6.1. Vastgesteld wordt dat inzicht in de financiële situatie van appellante van belang is voor de vaststelling van het recht op bijstand. In verband hiermee heeft het college appellante terecht verzocht de onder 3 genoemde bankgegevens te verstrekken. Niet in geschil is dat appellante deze gegevens niet heeft verstrekt. Het college heeft zich terecht op het standpunt gesteld dat op grond hiervan het recht op bijzondere bijstand voor de (achterstallige) huurbetalingen aan Kolpa niet is vast te stellen.
6.2. Anders dan appellante heeft betoogd, is haar bij besluit van 31 december 2009 geen algemene bijstand toegekend. Bij dit besluit heeft het college appellante een voorschot verleend in de vorm van een lening. Daarbij is appellante meegedeeld dat dit voorschot terugbetaald moet worden, indien na onderzoek blijkt dat zij geen recht op bijstand heeft. Vervolgens heeft het college bij besluit van 28 januari 2010 de aanvraag van appellante voor levensonderhoud met toepassing van artikel 4:5, eerste lid, van de Awb buiten behandeling gesteld.

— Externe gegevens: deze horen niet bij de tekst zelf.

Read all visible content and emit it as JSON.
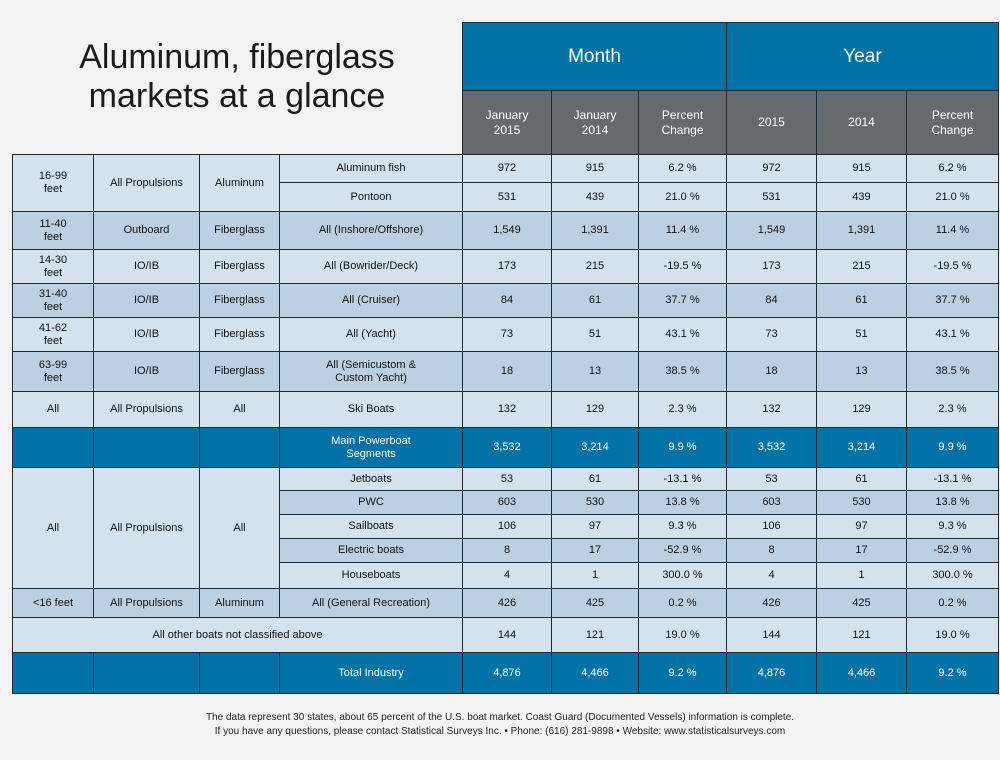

Aan dit besluit lag ten grondslag dat appellante een aantal bewijsstukken niet binnen de haar gegeven hersteltermijn heeft aangeleverd, waaronder ook de thans aan de orde zijnde bankgegevens.
6.3. Hetgeen onder 6.1 en 6.2 is overwogen betekent dat het beroep van appellante niet slaagt.
6.4. Op grond van hetgeen in de tussenuitspraak en onder 6.1 en 6.2 is overwogen komt de Raad tot de hieronder vermelde beslissing.
7. Aanleiding bestaat het college te veroordelen in de kosten van appellante. Deze kosten worden begroot op € 472,-- in bezwaar, € 472,-- in beroep en € 472,-- in hoger beroep voor verleende rechtsbijstand.
De Centrale Raad van Beroep
- vernietigt de aangevallen uitspraak van 17 februari 2011;
- verklaart het beroep, voor zover gericht tegen besluit 1, niet-ontvankelijk;
- verklaart het beroep, voor zover gericht tegen de weigering te beslissen op de bezwaren
tegen de weigering bijzondere bijstand te verlenen voor de (achterstallige) huurbetalingen
aan Kolpa gegrond;
- verklaart het beroep tegen het besluit van 21 december 2012 ongegrond;
- veroordeelt het college in de kosten van appellante tot een bedrag van € 1.416,--;
- bepaalt dat het college aan appellante het in beroep en in hoger beroep betaalde griffierecht
van in totaal € 153,-- vergoedt.
Deze uitspraak is gedaan door R.H.M. Roelofs, in tegenwoordigheid van J. de Jong als griffier. De beslissing is uitgesproken in het openbaar op 14 mei 2013.